Illinois vs. the University of Connecticut in an NCAA college football game, Saturday, Sept. 7, 2019, in East Hartford, Conn.
It wasn’t pretty.
Lovie Smith’s Illini dug a 13-0 hole and, for much of Saturday afternoon in Connecticut, they were their own worst enemy.
But football victories are too precious to discount, even against a troubled foe like UConn, and so we tuck away a 31-23 triumph with one final suggestion: “Act like you’ve been there.”
Poise was a missing ingredient as the Illini committed three turnovers and nine penalties — two 15-yarders on silly celebrations — to keep hopes alive for the outplayed hosts.
With the soon-to-be independent Huskies loading up to blunt the UI ground attack, UI transfers are becoming hometown heroes: Former Michigan quarterback Brandon Peters completed 24 of 35 passes for all four TDs, nine of those completions going to USC pickups Josh Imatorbhebhe and Trevon Sidney, while USC’s Oluwole Betiku Jr. led the “D” with another 31/2 sacks.
Don’t be too hard on Lovie’s defenders. They held UConn to 10 net yards on the ground, speared two interceptions and have now permitted just one touchdown in two games.
A half-dozen first-quarter faux pas (slips, blunders, indiscretions) reminded the Illini what can happen when you’re on the road and off your feed. Some of them:
(1) Peters’ early sideline pass turned into a 52-yard pick-6, and he also threw behind a wide-open Daniel Barker before connecting on 14 of his next 16.
(2) UConn freshman Cameron Ross turned a short pass into a 40-yard gain to set up a field goal.
(4) Four major penalties before halftime stunted UI efforts, and another promising drive backfired when Ra’Von Bonner got stuffed on a 4th-and-1.

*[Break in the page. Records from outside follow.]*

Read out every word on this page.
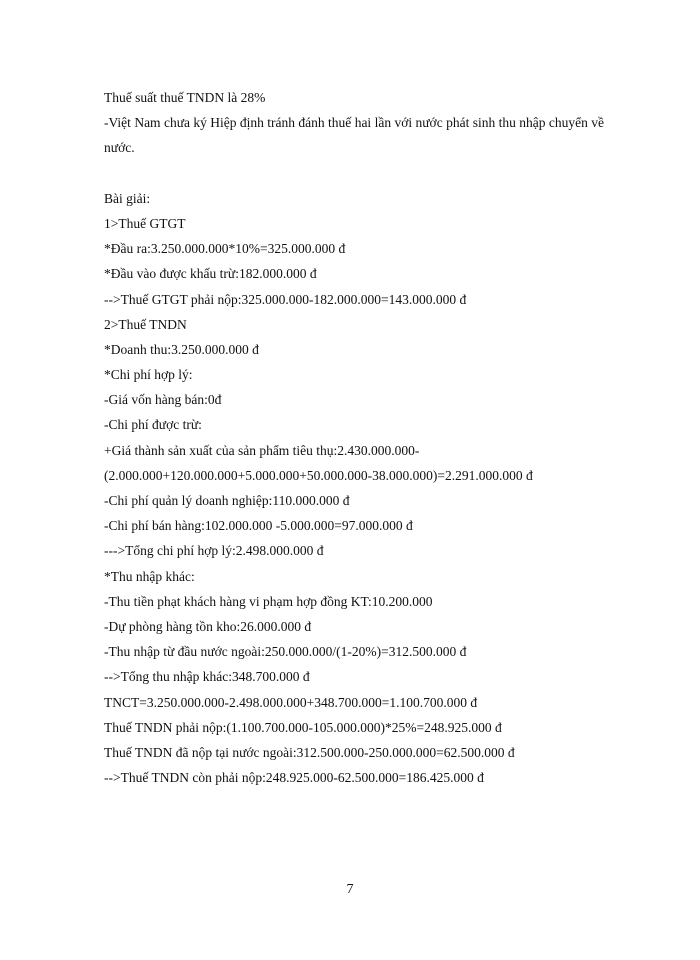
Thuế suất thuế TNDN là 28%
-Việt Nam chưa ký Hiệp định tránh đánh thuế hai lần với nước phát sinh thu nhập chuyển về nước.
Bài giải:
1>Thuế GTGT
*Đầu ra:3.250.000.000*10%=325.000.000 đ
*Đầu vào được khấu trừ:182.000.000 đ
-->Thuế GTGT phải nộp:325.000.000-182.000.000=143.000.000 đ
2>Thuế TNDN
*Doanh thu:3.250.000.000 đ
*Chi phí hợp lý:
-Giá vốn hàng bán:0đ
-Chi phí được trừ:
+Giá thành sản xuất của sản phẩm tiêu thụ:2.430.000.000-
(2.000.000+120.000.000+5.000.000+50.000.000-38.000.000)=2.291.000.000 đ
-Chi phí quản lý doanh nghiệp:110.000.000 đ
-Chi phí bán hàng:102.000.000 -5.000.000=97.000.000 đ
--->Tổng chi phí hợp lý:2.498.000.000 đ
*Thu nhập khác:
-Thu tiền phạt khách hàng vi phạm hợp đồng KT:10.200.000
-Dự phòng hàng tồn kho:26.000.000 đ
-Thu nhập từ đầu nước ngoài:250.000.000/(1-20%)=312.500.000 đ
-->Tổng thu nhập khác:348.700.000 đ
TNCT=3.250.000.000-2.498.000.000+348.700.000=1.100.700.000 đ
Thuế TNDN phải nộp:(1.100.700.000-105.000.000)*25%=248.925.000 đ
Thuế TNDN đã nộp tại nước ngoài:312.500.000-250.000.000=62.500.000 đ
-->Thuế TNDN còn phải nộp:248.925.000-62.500.000=186.425.000 đ
7
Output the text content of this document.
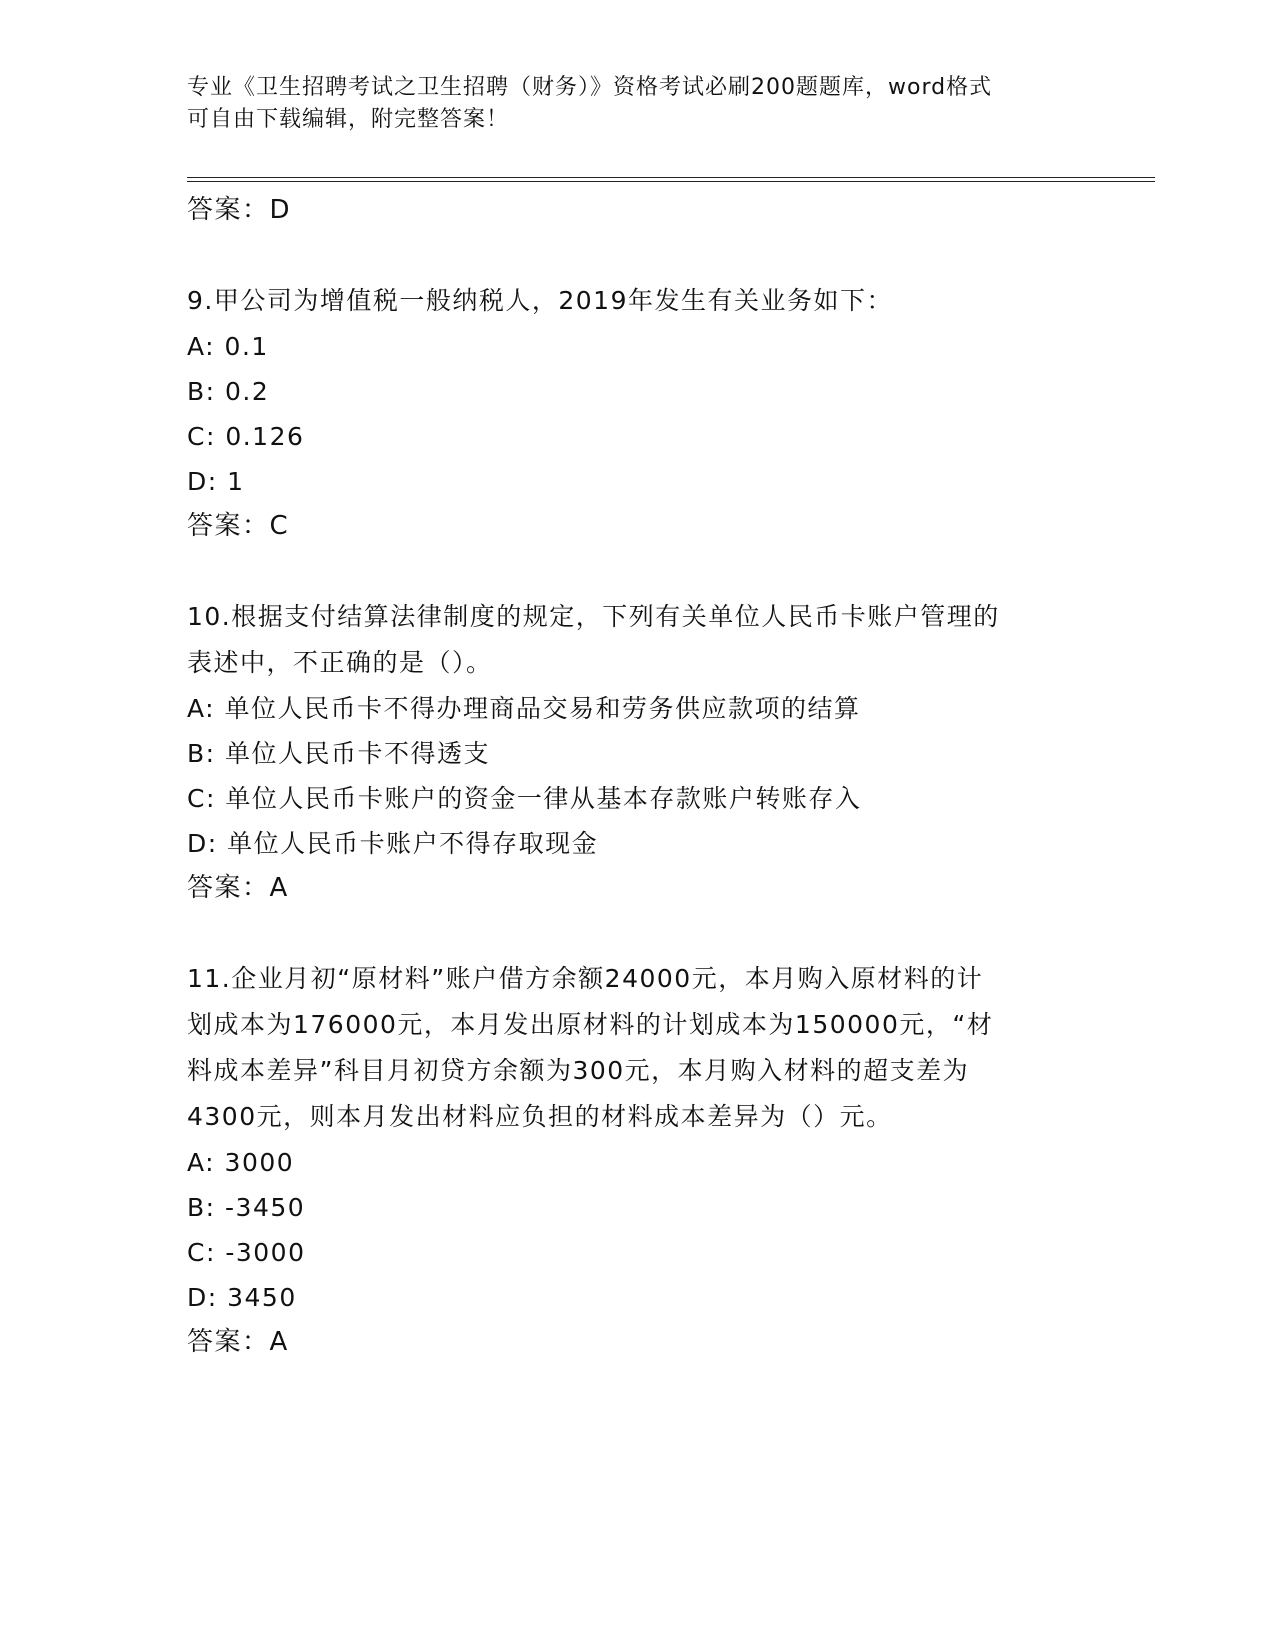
专业《卫生招聘考试之卫生招聘（财务）》资格考试必刷200题题库，word格式
可自由下载编辑，附完整答案！
答案：D
9.甲公司为增值税一般纳税人，2019年发生有关业务如下：
A: 0.1
B: 0.2
C: 0.126
D: 1
答案：C
10.根据支付结算法律制度的规定，下列有关单位人民币卡账户管理的
表述中，不正确的是（）。
A: 单位人民币卡不得办理商品交易和劳务供应款项的结算
B: 单位人民币卡不得透支
C: 单位人民币卡账户的资金一律从基本存款账户转账存入
D: 单位人民币卡账户不得存取现金
答案：A
11.企业月初“原材料”账户借方余额24000元，本月购入原材料的计
划成本为176000元，本月发出原材料的计划成本为150000元，“材
料成本差异”科目月初贷方余额为300元，本月购入材料的超支差为
4300元，则本月发出材料应负担的材料成本差异为（）元。
A: 3000
B: -3450
C: -3000
D: 3450
答案：A
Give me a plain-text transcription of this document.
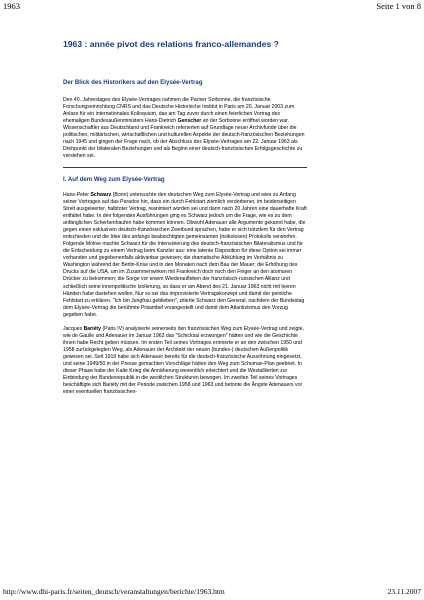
1963	Seite 1 von 8
1963 : année pivot des relations franco-allemandes ?
Der Blick des Historikers auf den Elysée-Vertrag

Den 40. Jahrestages des Elysée-Vertrages nahmen die Pariser Sorbonne, die französische Forschungseinrichtung CNRS und das Deutsche Historische Institut in Paris am 20. Januar 2003 zum Anlass für ein internationales Kolloquium, das am Tag zuvor durch einen feierlichen Vortrag des ehemaligen Bundesaußenministers Hans-Dietrich Genscher an der Sorbonne eröffnet worden war. Wissenschaftler aus Deutschland und Frankreich referierten auf Grundlage neuer Archivfunde über die politischen, militärischen, wirtschaftlichen und kulturellen Aspekte der deutsch-französischen Beziehungen nach 1945 und gingen der Frage nach, ob der Abschluss des Elysée-Vertrages am 22. Januar 1963 als Drehpunkt der bilateralen Beziehungen und als Beginn einer deutsch-französischen Erfolgsgeschichte zu verstehen sei.

I. Auf dem Weg zum Elysée-Vertrag

Hans-Peter Schwarz (Bonn) untersuchte den deutschen Weg zum Elysée-Vertrag und wies zu Anfang seiner Vortrages auf das Paradox hin, dass ein durch Fehlstart ziemlich verdorbener, im beiderseitigen Streit ausgeleerter, halbtoter Vertrag, reanimiert worden sei und dann nach 20 Jahren eine dauerhafte Kraft entfaltet habe. In den folgenden Ausführungen ging es Schwarz jedoch um die Frage, wie es zu dem anfänglichen Scherbenhaufen habe kommen können. Obwohl Adenauer alle Argumente gekannt habe, die gegen einen exklusiven deutsch-französischen Zweibund sprachen, habe er sich trotzdem für den Vertrag entschieden und die Idee des anfangs beabsichtigten gemeinsamen (risikolosen) Protokolls verworfen. Folgende Motive machte Schwarz für die Intensivierung des deutsch-französischen Bilateralismus und für die Entscheidung zu einem Vertrag beim Kanzler aus: eine latente Disposition für diese Option sei immer vorhanden und gegebenenfalls aktivierbar gewesen; die dramatische Abkühlung im Verhältnis zu Washington während der Berlin-Krise und in den Monaten nach dem Bau der Mauer; die Erhöhung des Drucks auf die USA, um im Zusammenwirken mit Frankreich doch noch den Finger an den atomaren Drücker zu bekommen; die Sorge vor einem Wiederaufleben der französisch-russischen Allianz und schließlich seine innenpolitische Isolierung, so dass er am Abend des 21. Januar 1963 nicht mit leeren Händen habe dastehen wollen. Nur so sei das improvisierte Vertragskonzept und damit der peinliche Fehlstart zu erklären. "Ich bin Jungfrau geblieben", zitierte Schwarz den General, nachdem der Bundestag dem Elysée-Vertrag die berühmte Präambel vorangestellt und damit dem Atlantizismus den Vorzug gegeben habe.

Jacques Bariéty (Paris IV) analysierte seinerseits den französischen Weg zum Elysée-Vertrag und zeigte, wie de Gaulle und Adenauer im Januar 1963 das "Schicksal erzwungen" hätten und wie die Geschichte ihnen habe Recht geben müssen. Im ersten Teil seines Vortrages erinnerte er an den zwischen 1950 und 1958 zurückgelegten Weg, als Adenauer der Architekt der neuen (bundes-) deutschen Außenpolitik gewesen sei. Seit 1919 habe sich Adenauer bereits für die deutsch-französische Aussöhnung eingesetzt, und seine 1949/50 in der Presse gemachten Vorschläge hätten den Weg zum Schuman-Plan geebnet. In dieser Phase habe der Kalte Krieg die Annäherung wesentlich erleichtert und die Westalliierten zur Einbindung der Bundesrepublik in die westlichen Strukturen bewogen. Im zweiten Teil seines Vortrages beschäftigte sich Bariéty mit der Periode zwischen 1958 und 1963 und betonte die Ängste Adenauers vor einer eventuellen französischen-

http://www.dhi-paris.fr/seiten_deutsch/veranstaltungen/berichte/1963.htm	23.11.2007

(5) And then, when Illinois surged ahead 24-13 on James McCourt’s 53-yard field goal — a shorter kick would have given Army the upset of Michigan earlier on Saturday — and Dre Brown returned the second-half kickoff 68 yards, Illini fans relaxed ... only to see a first-down fumble on Peters’ handoff to Champaign native Dominic Stampley.
Questions still remain
It became a tug-of-war with sharp momentum swings.
And that’s not unusual. Look what happened at Colorado, where the hosts scored 24 fourth-quarter points and upended Nebraska — the UI opponent in two weeks — 34-31 in overtime. For all these teams other than Alabama, Clemson and maybe Ohio State, we shouldn’t allow anything to surprise us.
Right now, it is appropriate to ask what happened to the Illini running game. It was so productive last year. Has the absence of Mike Epstein (permanently) and Reggie Corbin contributed? Has Illinois cut back on QB misdirection and option runs to protect Peters? Counting redshirt freshman Jakari Norwood’s 50-yard breakaway, the Illini rushed for just 130 yards in 35 carries, and had 24 rushes of 3 yards or less (counting the last two in victory formation). Put simply, that’s bad.
And where will Smith find safeties for next Saturday’s game against Eastern Michigan? Tony Adams left the field and didn’t return, and Stanley Green drew another targeting disqualification. It’s mighty thin back there, but sub Michael Marchese had a 29-yard return on an interception, so ...
Point is, the Illini got by Saturday despite a rash of mistakes. And excuse me for pointing out these faux pas when we should be celebrating the first nonconference road win since 2007 ... although, I’m pleased to point out that Illinois won bowl games against Baylor in 2010 and UCLA in 2011, both in their home states.